The differential diagnosis, clinical presentation, and management differ for patients having a high vagal lesion or central neuropathy and those with a low vagal paralysis. Clinically, features that can help to localize the level of vagal nerve lesion are features due to multiple cranial nerve involvement, and appearance due to their involvement can be best appreciated on CT scanning. On CT scanning, outward bowing of the oropharyngeal and hypopharyngeal contour, thinning of the constrictor muscle,2 uvula deviation to normal side4 are in accord with ipsilateral pharyngeal plexus injury.
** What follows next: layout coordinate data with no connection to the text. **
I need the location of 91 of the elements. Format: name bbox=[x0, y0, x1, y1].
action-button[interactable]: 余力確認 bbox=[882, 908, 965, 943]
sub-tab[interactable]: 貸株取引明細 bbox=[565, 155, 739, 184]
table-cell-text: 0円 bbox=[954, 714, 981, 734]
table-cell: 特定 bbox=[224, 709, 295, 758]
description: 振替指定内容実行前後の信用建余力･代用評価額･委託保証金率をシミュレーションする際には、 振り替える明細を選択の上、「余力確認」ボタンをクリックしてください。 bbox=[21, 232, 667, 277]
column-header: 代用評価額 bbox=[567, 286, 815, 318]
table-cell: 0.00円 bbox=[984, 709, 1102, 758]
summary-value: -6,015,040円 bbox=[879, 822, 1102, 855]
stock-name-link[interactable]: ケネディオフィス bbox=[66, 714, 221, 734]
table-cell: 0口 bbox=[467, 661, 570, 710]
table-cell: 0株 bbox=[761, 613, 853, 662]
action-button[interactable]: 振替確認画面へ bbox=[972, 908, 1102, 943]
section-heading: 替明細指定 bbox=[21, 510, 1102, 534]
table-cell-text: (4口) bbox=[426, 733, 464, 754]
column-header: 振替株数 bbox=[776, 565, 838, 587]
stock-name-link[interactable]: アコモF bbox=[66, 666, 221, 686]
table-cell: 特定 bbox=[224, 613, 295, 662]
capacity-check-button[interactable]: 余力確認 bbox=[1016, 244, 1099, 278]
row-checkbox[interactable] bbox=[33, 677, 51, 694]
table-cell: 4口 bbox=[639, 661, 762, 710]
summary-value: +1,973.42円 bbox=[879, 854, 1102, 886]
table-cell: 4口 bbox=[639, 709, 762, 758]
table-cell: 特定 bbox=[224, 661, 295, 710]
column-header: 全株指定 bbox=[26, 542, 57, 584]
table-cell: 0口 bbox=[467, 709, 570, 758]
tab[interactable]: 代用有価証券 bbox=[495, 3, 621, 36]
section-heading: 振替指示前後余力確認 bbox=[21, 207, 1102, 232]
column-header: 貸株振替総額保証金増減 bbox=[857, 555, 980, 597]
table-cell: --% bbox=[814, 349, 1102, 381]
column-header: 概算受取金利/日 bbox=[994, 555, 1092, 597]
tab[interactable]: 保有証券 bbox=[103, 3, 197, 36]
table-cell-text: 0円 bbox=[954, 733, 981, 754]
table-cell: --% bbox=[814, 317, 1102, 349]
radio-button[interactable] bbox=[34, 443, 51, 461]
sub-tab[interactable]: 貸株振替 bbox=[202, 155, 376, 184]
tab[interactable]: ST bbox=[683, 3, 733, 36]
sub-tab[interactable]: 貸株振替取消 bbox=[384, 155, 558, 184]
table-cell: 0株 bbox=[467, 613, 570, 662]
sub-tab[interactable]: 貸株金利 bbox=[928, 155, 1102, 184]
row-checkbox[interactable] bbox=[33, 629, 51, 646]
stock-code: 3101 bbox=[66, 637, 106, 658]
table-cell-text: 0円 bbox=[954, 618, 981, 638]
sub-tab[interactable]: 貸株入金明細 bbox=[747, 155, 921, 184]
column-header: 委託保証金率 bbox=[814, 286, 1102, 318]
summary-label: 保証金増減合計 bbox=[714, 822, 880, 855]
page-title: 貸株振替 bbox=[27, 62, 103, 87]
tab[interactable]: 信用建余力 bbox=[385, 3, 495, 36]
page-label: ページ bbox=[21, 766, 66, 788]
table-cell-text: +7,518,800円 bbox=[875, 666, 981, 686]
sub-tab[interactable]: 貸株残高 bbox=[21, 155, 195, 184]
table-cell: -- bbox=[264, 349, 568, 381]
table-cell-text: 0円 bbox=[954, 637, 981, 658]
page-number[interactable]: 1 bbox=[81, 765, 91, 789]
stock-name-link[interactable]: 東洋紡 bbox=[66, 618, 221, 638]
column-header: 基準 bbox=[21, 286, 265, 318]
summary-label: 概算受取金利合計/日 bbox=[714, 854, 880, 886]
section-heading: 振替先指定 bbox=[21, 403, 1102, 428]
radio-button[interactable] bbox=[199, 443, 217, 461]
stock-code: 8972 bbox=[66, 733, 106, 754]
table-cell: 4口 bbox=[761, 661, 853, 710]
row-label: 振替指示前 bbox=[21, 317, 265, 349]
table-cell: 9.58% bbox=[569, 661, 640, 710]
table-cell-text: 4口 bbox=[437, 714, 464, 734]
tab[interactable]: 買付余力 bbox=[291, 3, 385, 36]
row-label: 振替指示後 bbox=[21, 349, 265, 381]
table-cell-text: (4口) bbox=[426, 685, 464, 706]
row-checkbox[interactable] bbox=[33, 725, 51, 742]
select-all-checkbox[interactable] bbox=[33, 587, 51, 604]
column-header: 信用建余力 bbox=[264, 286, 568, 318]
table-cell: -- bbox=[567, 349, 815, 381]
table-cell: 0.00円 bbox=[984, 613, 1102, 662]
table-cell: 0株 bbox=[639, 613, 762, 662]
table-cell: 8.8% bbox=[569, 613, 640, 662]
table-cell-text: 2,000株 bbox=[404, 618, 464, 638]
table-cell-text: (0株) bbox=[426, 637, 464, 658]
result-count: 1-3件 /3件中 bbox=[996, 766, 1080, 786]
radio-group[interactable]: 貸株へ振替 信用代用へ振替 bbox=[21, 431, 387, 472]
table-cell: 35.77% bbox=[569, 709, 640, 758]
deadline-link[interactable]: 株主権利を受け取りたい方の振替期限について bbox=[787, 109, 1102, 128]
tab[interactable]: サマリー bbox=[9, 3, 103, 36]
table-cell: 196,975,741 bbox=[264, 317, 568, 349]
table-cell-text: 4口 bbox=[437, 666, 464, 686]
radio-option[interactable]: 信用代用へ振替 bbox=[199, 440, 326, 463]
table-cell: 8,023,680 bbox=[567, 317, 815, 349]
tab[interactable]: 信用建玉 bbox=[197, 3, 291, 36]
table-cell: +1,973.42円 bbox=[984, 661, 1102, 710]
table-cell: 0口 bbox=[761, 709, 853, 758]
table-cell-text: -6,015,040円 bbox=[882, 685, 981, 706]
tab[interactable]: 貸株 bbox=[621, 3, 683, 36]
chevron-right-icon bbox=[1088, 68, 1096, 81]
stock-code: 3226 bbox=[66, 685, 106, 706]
These findings localize the lesion to a level either just below the skull base or more cranially in the brainstem.2 The chance of developing an isolated laryngeal motor nerve involvement encased by an intracranial lesion is highly improbable due to the close relation of the corticobulbar fibers to the surrounding structures.12 If central–proximal lesion is suspected, further evaluation with magnetic resonance imaging (MRI) of the posterior cranial fossa is warranted.4
Cranial neurologic lesions account for a relatively small percentage of all laryngeal paralyses. They may be congenital, secondary to trauma, infection, neoplasm, or vascular accident. Depending on the relationship of lesion to the nucleus ambiguous, these can be further divided as supranuclear, nuclear, or infranuclear. Supranuclear lesions due to massive insult to the cortex usually present as an upper motor neuron lesion and result in bilateral spastic laryngeal paralysis. Nuclear lesion is a bulbar or lower motor neuron type of palsy and usually associated with involvement of other nuclei in medulla. Infranuclear lesion may be located at or near the jugular foramen and are associated with other lower cranial nerve palsies. Whereas, peripheral neurologic lesions comprise any or all possible combination of paralysis of the superior laryngeal nerve (SLN), RLN, or both.19
In certain situations, an additional chest CT scan is advisable when the neck scan shows an enlarged aortopulmonary window, supraclavicular nodes, or right highest mediastinal nodes without an obvious primary malignant lesion, such as mid to low esophageal cancer or lung cancers that are beyond the confines of the neck scan.12 A negative chest and neck CT scan confirms clinicians that VCP is essentially idiopathic in origin, hence, avoiding the need for aggressive diagnostic testing and therapeutic interventions, both.13
Albeit a CT scan is important, the role of proper history taking cannot be ignored. This is particularly important in conditions: (1) VCP in a patient during follow-up for a known malignancy, as it may signal recurrence or aggravation, (2) VCP after tracheostomy, chemoport insertion, or any surgery of lung, esophagus indicating iatrogenic paralysis, and (3) a 10 to 30-year history of VCP, indicating chronic nature of lesion, i.e., tuberculosis.12
The appreciation of characteristic radiological signs, as well as the knowledge of the normal anatomy, its variations, and the diseases affecting the vagus nerve play an important role in choosing the best imaging modality to be used. This study is helpful in reliably suggesting the presence of VCP on routine CT in those cases who present without apparent clinical history and clinical features and localizing the level of vagal lesion, eventually directing us to specific management of a particular lesion. Obviously, in the absence of history of clinical complaints, we can reliably predict the presence of VCP by recognizing specific signs on CT scan. Correctly identifying the cause of VCP can help clinicians as well as patients in early detection and management of a neoplastic lesion, in detecting recurrence or aggravation of primary tumor, or in dissemination of malignancy.